Misery and perpetual exhaustion drives desperation and suppresses political action and participation and capitalism relies on that

[–] audiomodder@lemmy.blahaj.zone 49 points 9 months ago

The fact that the George Floyd protests happened during this time of WFH and actually took hold for a while completely support this claim.

[–] flop_leash_973@lemmy.world 68 points 9 months ago (1 children)

If most companies didn't get so horny for "open floor" plans and/or cubicles maybe nearly everyone wouldn't hate their fancy expensive real estate holdings so much.

[–] TipRing@lemmy.world 50 points 9 months ago* (last edited 9 months ago) (2 children)

The worst is "high-efficiency seating" which is just a long table where you sit elbow to elbow with your colleagues and try to work. Even cubicles are too fancy for these companies.

[–] crusa187@lemmy.ml 27 points 9 months ago

If it looks like a sweatshop, and smells like a sweatshop….

[–] GhostFence@lemmy.world 6 points 9 months ago (2 children)

If I was still working for The Man there's no way I'd RTO. Nothing enkindles my rage faster than the idiots saying "COVID is over" when it's more infectious than ever. Well, nothing except the ones who say COVID won't kill you (I've got over a million reasons to show how that's bullshit). There isn't an office in the world that isn't a de facto COVID infection party. ESPECIALLY the ones where you sit elbow to elbow. Frak that, I'm not going to die to make a living.

[–] AngryCommieKender@lemmy.world 3 points 9 months ago (1 children)

https://www.who.int/data/stories/the-true-death-toll-of-covid-19-estimating-global-excess-mortality

More than 3 million in 2020 alone. I wouldn't be at all surprised if it were closer to 14-15 million worldwide at this point.

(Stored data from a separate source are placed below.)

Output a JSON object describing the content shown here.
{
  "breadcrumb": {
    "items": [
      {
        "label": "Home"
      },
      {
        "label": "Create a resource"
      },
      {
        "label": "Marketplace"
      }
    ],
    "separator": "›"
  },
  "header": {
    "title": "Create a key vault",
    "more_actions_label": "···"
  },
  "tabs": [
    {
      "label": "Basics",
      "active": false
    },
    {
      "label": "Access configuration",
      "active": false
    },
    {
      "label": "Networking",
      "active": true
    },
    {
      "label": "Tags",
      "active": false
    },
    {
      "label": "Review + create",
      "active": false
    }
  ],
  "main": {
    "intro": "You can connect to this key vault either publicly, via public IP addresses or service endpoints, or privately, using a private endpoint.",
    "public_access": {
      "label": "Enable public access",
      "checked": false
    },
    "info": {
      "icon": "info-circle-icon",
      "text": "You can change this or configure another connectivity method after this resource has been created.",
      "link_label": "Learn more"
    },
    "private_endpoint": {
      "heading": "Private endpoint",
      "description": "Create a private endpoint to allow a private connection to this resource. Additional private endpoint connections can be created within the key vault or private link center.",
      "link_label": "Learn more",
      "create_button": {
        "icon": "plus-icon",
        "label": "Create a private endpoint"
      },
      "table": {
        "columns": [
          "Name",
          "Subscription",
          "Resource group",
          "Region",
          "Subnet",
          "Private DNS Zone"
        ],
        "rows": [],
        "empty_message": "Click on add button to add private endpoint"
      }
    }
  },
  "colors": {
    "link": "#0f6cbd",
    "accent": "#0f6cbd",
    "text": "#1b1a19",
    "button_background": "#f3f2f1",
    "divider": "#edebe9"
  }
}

[–] GhostFence@lemmy.world 2 points 9 months ago

And the worst part is most of those deaths were totally, tragically preventable. "Muh economy" lol you can't produce shit with dead workers...

[–] Womble@lemmy.world 2 points 9 months ago (1 children)

Covid is over in the same way the flu was over in 1923, its still there, it'll still kill people every winter but its endemic and there's no getting rid of it and no point upending all society with all the other problems that causes in order to try and bring it down a few percent.

[–] GhostFence@lemmy.world 3 points 9 months ago (1 children)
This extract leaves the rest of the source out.